We can note also that later “gospels” written in the second century to promote gnostic thinking were always clearly attributed directly to apostles. The writers knew their fabrications would carry no weight if the name of an apostle was not attached. Contrast this to the Gospel of Mark where the early church preserved the knowledge of Mark’s authorship even though he himself was not an apostle. This speaks to the genuine nature of Mark’s Gospel which was written during the lifetime of the eyewitnesses.

Now that we are into our sixth week of investigating the evidence, you may be asking at this point; “Why do we need to provide evidence for such things? Why this whole sermon series?” Here are four reasons:

  1. Commandment. In 1st Peter 3:15 we are instructed to “always be ready to give the reason for the hope that you have.” We are learning from Wallace that we have good evidential reasons to continue growing in our hope even when objections are raised.
  2. Confidence. When people insinuate or state that “Christians are naive and stupid” we can have confidence that to trust in Jesus as Lord and Saviour is neither naive, nor stupid, but reasonable. We may not count ourselves among them, but there are brilliant thinkers, experts in many different fields of study, who are followers of Jesus.

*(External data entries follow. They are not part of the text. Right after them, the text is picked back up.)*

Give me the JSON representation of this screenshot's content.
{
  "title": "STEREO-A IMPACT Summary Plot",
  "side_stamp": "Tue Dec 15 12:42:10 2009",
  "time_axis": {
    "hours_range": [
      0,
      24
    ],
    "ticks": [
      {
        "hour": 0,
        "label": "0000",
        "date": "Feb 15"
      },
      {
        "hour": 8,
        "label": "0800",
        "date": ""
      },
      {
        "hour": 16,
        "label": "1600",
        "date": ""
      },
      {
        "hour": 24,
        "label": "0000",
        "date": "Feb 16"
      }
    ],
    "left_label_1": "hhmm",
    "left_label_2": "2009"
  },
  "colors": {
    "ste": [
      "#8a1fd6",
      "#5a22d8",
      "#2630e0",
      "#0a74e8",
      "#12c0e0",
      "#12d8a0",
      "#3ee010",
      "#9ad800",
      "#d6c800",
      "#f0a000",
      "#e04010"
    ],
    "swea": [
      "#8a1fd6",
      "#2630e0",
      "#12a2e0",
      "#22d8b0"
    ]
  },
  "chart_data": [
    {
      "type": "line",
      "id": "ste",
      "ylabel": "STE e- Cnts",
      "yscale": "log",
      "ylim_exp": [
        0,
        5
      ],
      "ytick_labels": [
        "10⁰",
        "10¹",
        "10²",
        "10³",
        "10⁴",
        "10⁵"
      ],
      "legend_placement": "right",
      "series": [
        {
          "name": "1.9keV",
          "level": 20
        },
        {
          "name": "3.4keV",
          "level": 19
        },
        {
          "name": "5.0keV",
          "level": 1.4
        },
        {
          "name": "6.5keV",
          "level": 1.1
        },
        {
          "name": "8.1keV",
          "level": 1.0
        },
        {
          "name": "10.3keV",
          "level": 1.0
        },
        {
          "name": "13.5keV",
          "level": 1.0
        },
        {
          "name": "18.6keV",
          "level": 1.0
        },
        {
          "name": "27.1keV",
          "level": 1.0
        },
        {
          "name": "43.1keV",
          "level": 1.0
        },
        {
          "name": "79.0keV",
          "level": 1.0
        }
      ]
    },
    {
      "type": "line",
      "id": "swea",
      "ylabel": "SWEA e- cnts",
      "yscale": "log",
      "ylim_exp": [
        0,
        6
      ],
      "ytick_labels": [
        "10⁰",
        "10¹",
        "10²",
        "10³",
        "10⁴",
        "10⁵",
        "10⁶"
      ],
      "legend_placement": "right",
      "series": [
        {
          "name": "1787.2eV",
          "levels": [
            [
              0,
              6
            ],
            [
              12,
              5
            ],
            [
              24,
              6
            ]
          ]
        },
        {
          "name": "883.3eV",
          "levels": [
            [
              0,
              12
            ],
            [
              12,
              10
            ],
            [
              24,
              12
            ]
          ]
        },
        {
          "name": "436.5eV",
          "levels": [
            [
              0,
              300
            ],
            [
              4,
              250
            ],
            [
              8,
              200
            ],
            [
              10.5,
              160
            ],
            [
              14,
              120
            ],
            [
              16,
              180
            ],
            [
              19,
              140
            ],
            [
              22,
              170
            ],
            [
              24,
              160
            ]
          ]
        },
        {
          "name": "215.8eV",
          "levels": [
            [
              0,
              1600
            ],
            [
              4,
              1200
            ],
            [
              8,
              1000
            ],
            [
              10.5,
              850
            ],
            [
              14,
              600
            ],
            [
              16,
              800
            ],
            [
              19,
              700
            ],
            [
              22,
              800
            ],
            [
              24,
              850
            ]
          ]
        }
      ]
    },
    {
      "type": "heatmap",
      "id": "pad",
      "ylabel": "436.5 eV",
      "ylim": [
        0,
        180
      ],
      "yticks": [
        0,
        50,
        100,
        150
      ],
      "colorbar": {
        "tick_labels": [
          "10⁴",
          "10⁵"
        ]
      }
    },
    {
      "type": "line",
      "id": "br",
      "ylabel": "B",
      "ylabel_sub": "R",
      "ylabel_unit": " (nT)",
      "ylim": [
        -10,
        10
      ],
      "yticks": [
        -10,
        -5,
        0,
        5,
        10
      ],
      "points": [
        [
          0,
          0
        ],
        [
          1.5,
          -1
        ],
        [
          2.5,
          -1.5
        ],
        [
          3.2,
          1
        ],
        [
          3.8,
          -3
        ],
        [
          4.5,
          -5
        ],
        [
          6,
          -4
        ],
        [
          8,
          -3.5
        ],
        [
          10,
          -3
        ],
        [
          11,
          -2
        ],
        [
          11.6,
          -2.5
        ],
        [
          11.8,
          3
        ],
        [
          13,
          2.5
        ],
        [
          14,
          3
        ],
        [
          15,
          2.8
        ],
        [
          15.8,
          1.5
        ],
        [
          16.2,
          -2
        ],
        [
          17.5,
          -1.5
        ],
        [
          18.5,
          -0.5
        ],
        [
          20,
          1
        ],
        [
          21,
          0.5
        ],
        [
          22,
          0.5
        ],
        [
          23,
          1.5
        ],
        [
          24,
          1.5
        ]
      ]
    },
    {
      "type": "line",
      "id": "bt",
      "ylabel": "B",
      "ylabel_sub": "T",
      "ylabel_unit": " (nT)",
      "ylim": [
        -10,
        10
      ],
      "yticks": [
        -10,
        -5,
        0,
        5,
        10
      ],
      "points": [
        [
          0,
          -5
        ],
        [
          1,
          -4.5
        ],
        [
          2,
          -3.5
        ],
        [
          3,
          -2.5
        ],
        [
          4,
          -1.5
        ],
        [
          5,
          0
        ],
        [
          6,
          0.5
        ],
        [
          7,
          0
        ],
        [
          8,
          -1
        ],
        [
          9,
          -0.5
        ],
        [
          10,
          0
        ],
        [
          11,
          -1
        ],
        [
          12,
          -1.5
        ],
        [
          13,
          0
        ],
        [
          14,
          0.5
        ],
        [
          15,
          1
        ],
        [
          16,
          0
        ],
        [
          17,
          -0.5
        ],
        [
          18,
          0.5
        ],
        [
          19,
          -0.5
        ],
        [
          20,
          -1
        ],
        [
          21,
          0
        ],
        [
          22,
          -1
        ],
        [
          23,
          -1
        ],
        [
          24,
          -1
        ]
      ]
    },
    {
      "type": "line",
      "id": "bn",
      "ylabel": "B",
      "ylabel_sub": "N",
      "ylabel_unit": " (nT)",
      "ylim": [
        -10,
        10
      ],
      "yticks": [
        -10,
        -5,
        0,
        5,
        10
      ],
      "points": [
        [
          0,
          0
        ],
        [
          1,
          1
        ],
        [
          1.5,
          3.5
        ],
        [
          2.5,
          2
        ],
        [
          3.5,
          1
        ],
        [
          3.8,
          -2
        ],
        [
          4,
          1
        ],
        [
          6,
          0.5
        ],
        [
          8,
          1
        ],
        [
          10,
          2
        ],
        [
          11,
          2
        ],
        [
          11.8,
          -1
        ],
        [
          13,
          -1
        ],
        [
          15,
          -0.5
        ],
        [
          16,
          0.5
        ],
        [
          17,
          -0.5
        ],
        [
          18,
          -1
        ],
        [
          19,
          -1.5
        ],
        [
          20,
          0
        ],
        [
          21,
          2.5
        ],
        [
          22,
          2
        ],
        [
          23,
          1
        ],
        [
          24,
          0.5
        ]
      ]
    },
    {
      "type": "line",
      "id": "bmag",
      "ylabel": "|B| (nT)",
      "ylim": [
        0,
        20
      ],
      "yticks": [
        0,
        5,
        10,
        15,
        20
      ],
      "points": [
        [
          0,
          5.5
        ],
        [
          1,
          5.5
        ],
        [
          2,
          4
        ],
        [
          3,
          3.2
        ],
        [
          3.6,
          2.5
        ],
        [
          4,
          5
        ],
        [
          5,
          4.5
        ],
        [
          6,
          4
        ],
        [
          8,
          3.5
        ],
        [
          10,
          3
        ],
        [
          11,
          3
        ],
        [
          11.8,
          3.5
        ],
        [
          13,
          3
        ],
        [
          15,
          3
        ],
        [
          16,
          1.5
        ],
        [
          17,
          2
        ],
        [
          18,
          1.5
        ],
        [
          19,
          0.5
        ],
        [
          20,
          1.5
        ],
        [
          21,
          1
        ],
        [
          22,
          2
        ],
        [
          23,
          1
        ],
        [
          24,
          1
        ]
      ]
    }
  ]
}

  3. Correction. If we as Canadians travel to another nation and someone asks how we like living in igloos, we would naturally correct them. How much more should we be correcting false ideas about Jesus!
  4. Call to Repentance. There are many methods of evangelism, and God uses many different means of drawing people to Himself including wonder, tragedy, testimony, Scripture, preaching, and even dreams. God also uses the investigation of the evidence!